通路に一本の太い根棒が、音を立てて転げてきた。ご存知バッターであった。「お前達には、幾ら言っても分からないッ!分からないなら分かるようにしてやるからッ!」

バッターの時の訓示は伝承的なものだろうか。それとも、ボキャブラリーの貧困か。

この言葉だけは、飛練で出会った乙飛の教員達も変わらなかった。私は本当にあんな太い根棒で殴られれば、死んでしまうと思っていた。「脅かしだよ。あんなもので殴るもんか。俺達、子供みたいだから、ナメられているんだよ」と、私は隣の友人にささやいた。しかしバッターは本当に振られた。痛さが尻から目へ突き抜けて頭に残った。

罰直が済んで釣床へもどったとき、始めて涙が出た。親が見たら… 。

この恥ずかしさを何と思うだろうか。罰直を受ける姿に美しさはない。カッタ―訓練で尻がスリムケ、血がにじんでも、棒倒しで営庭中の雪が血に染まり、戦友が次々と病室に運ばれたときも、これほどみじめな感情にはならない。尻を突き出して、両手を上げ、腹一杯に力を入れて、痛烈な打撃に堪える準備をせねばならない。こんな姿の中に七ッ釦の誇りも、海軍のスマートさも、何もなかった。私には、ただ屈辱だけが残った。そう信じていた。
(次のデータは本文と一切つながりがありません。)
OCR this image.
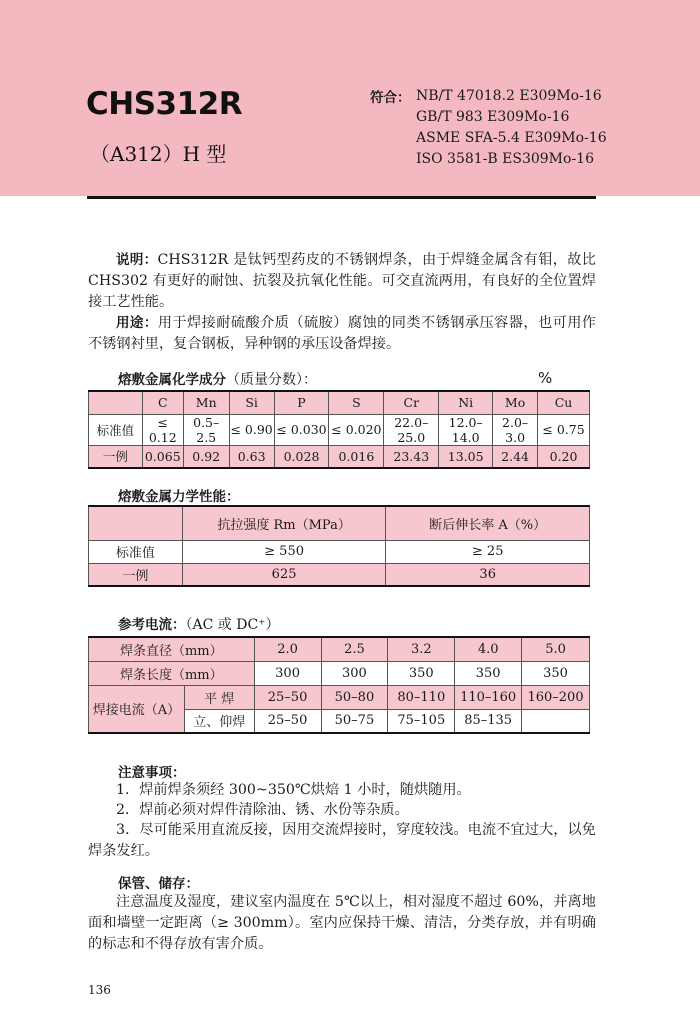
CHS312R
（A312）H 型
符合： NB/T 47018.2 E309Mo-16
GB/T 983 E309Mo-16
ASME SFA-5.4 E309Mo-16
ISO 3581-B ES309Mo-16
说明：CHS312R 是钛钙型药皮的不锈钢焊条，由于焊缝金属含有钼，故比 CHS302 有更好的耐蚀、抗裂及抗氧化性能。可交直流两用，有良好的全位置焊接工艺性能。
用途：用于焊接耐硫酸介质（硫胺）腐蚀的同类不锈钢承压容器，也可用作不锈钢衬里，复合钢板，异种钢的承压设备焊接。
熔敷金属化学成分（质量分数）：	%
	C	Mn	Si	P	S	Cr	Ni	Mo	Cu
标准值	≤ 0.12	0.5–2.5	≤ 0.90	≤ 0.030	≤ 0.020	22.0–25.0	12.0–14.0	2.0–3.0	≤ 0.75
一例	0.065	0.92	0.63	0.028	0.016	23.43	13.05	2.44	0.20
熔敷金属力学性能：
	抗拉强度 Rm（MPa）	断后伸长率 A（%）
标准值	≥ 550	≥ 25
一例	625	36
参考电流：（AC 或 DC⁺）
焊条直径（mm）		2.0	2.5	3.2	4.0	5.0
焊条长度（mm）		300	300	350	350	350
焊接电流（A）	平 焊	25–50	50–80	80–110	110–160	160–200
	立、仰焊	25–50	50–75	75–105	85–135	
注意事项：
1．焊前焊条须经 300~350℃烘焙 1 小时，随烘随用。
2．焊前必须对焊件清除油、锈、水份等杂质。
3．尽可能采用直流反接，因用交流焊接时，穿度较浅。电流不宜过大，以免焊条发红。
保管、储存：
注意温度及湿度，建议室内温度在 5℃以上，相对湿度不超过 60%，并离地面和墙壁一定距离（≥ 300mm）。室内应保持干燥、清洁，分类存放，并有明确的标志和不得存放有害介质。
136
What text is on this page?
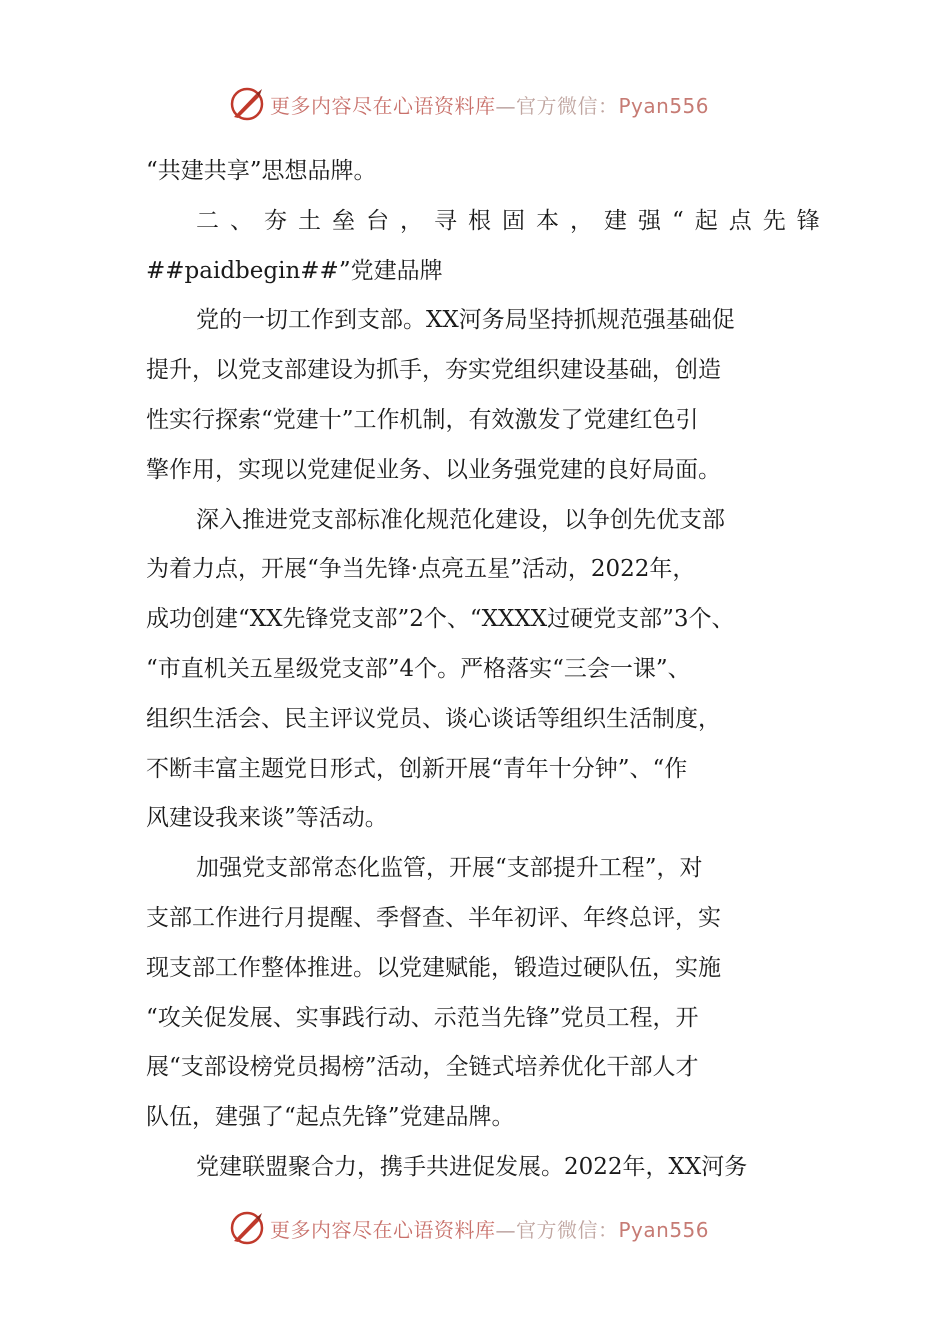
更多内容尽在心语资料库—官方微信：Pyan556
“共建共享”思想品牌。
二、夯土垒台，寻根固本，建强“起点先锋
##paidbegin##”党建品牌
党的一切工作到支部。XX河务局坚持抓规范强基础促
提升，以党支部建设为抓手，夯实党组织建设基础，创造
性实行探索“党建十”工作机制，有效激发了党建红色引
擎作用，实现以党建促业务、以业务强党建的良好局面。
深入推进党支部标准化规范化建设，以争创先优支部
为着力点，开展“争当先锋·点亮五星”活动，2022年，
成功创建“XX先锋党支部”2个、“XXXX过硬党支部”3个、
“市直机关五星级党支部”4个。严格落实“三会一课”、
组织生活会、民主评议党员、谈心谈话等组织生活制度，
不断丰富主题党日形式，创新开展“青年十分钟”、“作
风建设我来谈”等活动。
加强党支部常态化监管，开展“支部提升工程”，对
支部工作进行月提醒、季督查、半年初评、年终总评，实
现支部工作整体推进。以党建赋能，锻造过硬队伍，实施
“攻关促发展、实事践行动、示范当先锋”党员工程，开
展“支部设榜党员揭榜”活动，全链式培养优化干部人才
队伍，建强了“起点先锋”党建品牌。
党建联盟聚合力，携手共进促发展。2022年，XX河务
更多内容尽在心语资料库—官方微信：Pyan556
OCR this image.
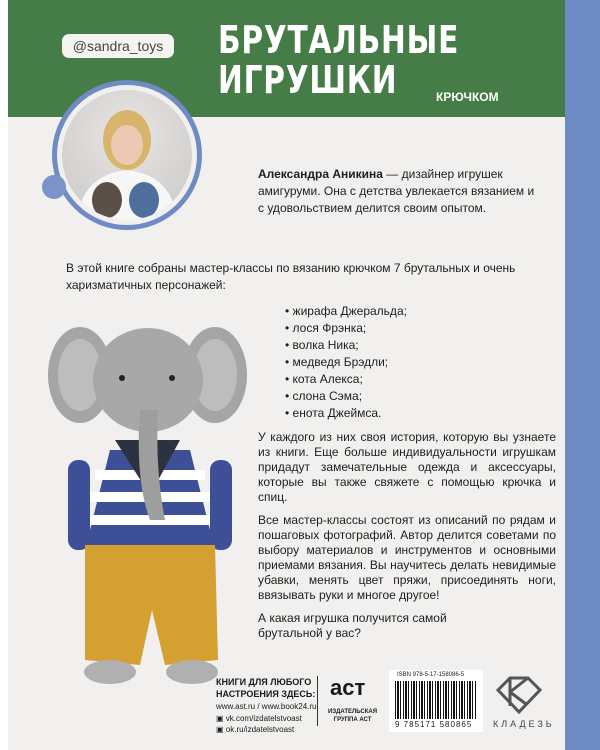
@sandra_toys БРУТАЛЬНЫЕ
ИГРУШКИ	КРЮЧКОМ
Александра Аникина — дизайнер игрушек амигуруми. Она с детства увлекается вязанием и с удовольствием делится своим опытом.
В этой книге собраны мастер-классы по вязанию крючком 7 брутальных и очень харизматичных персонажей:
• жирафа Джеральда;
• лося Фрэнка;
• волка Ника;
• медведя Брэдли;
• кота Алекса;
• слона Сэма;
• енота Джеймса.

У каждого из них своя история, которую вы узнаете из книги. Еще больше индивидуальности игрушкам придадут замечательные одежда и аксессуары, которые вы также свяжете с помощью крючка и спиц.

Все мастер-классы состоят из описаний по рядам и пошаговых фотографий. Автор делится советами по выбору материалов и инструментов и основными приемами вязания. Вы научитесь делать невидимые убавки, менять цвет пряжи, присоединять ноги, ввязывать руки и многое другое!

А какая игрушка получится самой брутальной у вас?

КНИГИ ДЛЯ ЛЮБОГО
НАСТРОЕНИЯ ЗДЕСЬ:
www.ast.ru / www.book24.ru
▣ vk.com/izdatelstvoast
▣ ok.ru/izdatelstvoast
аст
ИЗДАТЕЛЬСКАЯ
ГРУППА АСТ
ISBN 978-5-17-158086-5
9 785171 580865 КЛАДЕЗЬ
 飛練=六か月の座学と実習。長い間飛行機には乗せてもらえない。飛行作業が始まると同時に、毎夜のバッター。昼の罰直駆足。その間に、隣の分隊から甲板練習生の声が響いてくるのです。ああ、それは、懐かしい広田兼男の声だ。あいつがバッターを振っている。私も広田にバッターを振ってもらいたく思っている。バッターに対する印象は徐々に変わってきていたのでしょうか。ある日予備学生出身の中尉が、ベラに頭をはねられて即死したといううわさを聞いた。飛行場では早駆けだというのに、

テレンコと歩いていたに違いないと思う。バッターがなくては、私達も怪我をしていたに違いなかったろう。私の手の甲に残る凍傷の跡は、飛行作業の罰直で、白菊の下で前に支えをやらされた時、エンジンから落ちる潤滑油を手の甲に受けて、その滴りを涙ながらに数えていた… その名残だ。
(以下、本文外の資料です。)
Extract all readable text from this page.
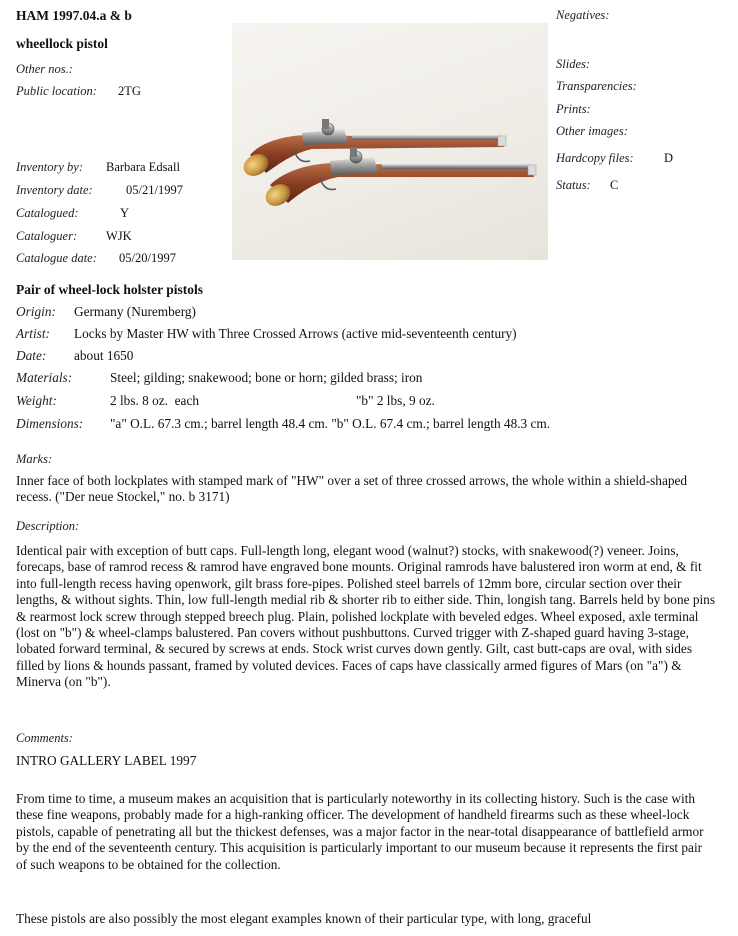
HAM 1997.04.a & b
wheellock pistol
Other nos.:
Public location: 2TG
Inventory by: Barbara Edsall
Inventory date:	05/21/1997
Catalogued:	Y
Cataloguer: WJK
Catalogue date: 05/20/1997
Negatives:
Slides:
Transparencies:
Prints:
Other images:
Hardcopy files: D
Status: C
Pair of wheel-lock holster pistols
Origin: Germany (Nuremberg)
Artist: Locks by Master HW with Three Crossed Arrows (active mid-seventeenth century)
Date: about 1650
Materials:	Steel; gilding; snakewood; bone or horn; gilded brass; iron
Weight:	2 lbs. 8 oz.  each	"b" 2 lbs, 9 oz.
Dimensions: "a" O.L. 67.3 cm.; barrel length 48.4 cm. "b" O.L. 67.4 cm.; barrel length 48.3 cm.
Marks:
Inner face of both lockplates with stamped mark of "HW" over a set of three crossed arrows, the whole within a shield-shaped recess. ("Der neue Stockel," no. b 3171)
Description:
Identical pair with exception of butt caps. Full-length long, elegant wood (walnut?) stocks, with snakewood(?) veneer. Joins, forecaps, base of ramrod recess & ramrod have engraved bone mounts. Original ramrods have balustered iron worm at end, & fit into full-length recess having openwork, gilt brass fore-pipes. Polished steel barrels of 12mm bore, circular section over their lengths, & without sights. Thin, low full-length medial rib & shorter rib to either side. Thin, longish tang. Barrels held by bone pins & rearmost lock screw through stepped breech plug. Plain, polished lockplate with beveled edges. Wheel exposed, axle terminal (lost on "b") & wheel-clamps balustered. Pan covers without pushbuttons. Curved trigger with Z-shaped guard having 3-stage, lobated forward terminal, & secured by screws at ends. Stock wrist curves down gently. Gilt, cast butt-caps are oval, with sides filled by lions & hounds passant, framed by voluted devices. Faces of caps have classically armed figures of Mars (on "a") & Minerva (on "b").
Comments:
INTRO GALLERY LABEL 1997
From time to time, a museum makes an acquisition that is particularly noteworthy in its collecting history. Such is the case with these fine weapons, probably made for a high-ranking officer. The development of handheld firearms such as these wheel-lock pistols, capable of penetrating all but the thickest defenses, was a major factor in the near-total disappearance of battlefield armor by the end of the seventeenth century. This acquisition is particularly important to our museum because it represents the first pair of such weapons to be obtained for the collection.
These pistols are also possibly the most elegant examples known of their particular type, with long, graceful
 戦争が終わって、純粋な予科練にとって、世は一変する。デモクラシー!万歳。

でも、何も分からないデモクラシーに、なぜ万歳といわねばならなかったろう。

復員した故郷の家には、家族は疎開していなかった。親戚の家で一晩泊まる。夜、

義兄が酒を飲みながら語った。「天皇のために死ぬなんてのは、馬鹿馬鹿しいよなぁ。庶民のためというなら、筋は通るんだよ」と… 。私はその夜、義兄の家を飛び出して、東山の山麓に野宿することになってしまう。天皇陛下万歳といって送り出したのは、つい二年前の義兄だ。親戚代表として、見送りの人達に勇ましいあいさつをして、私に恥ずかしいくらいの思いをさせたのは義兄だ。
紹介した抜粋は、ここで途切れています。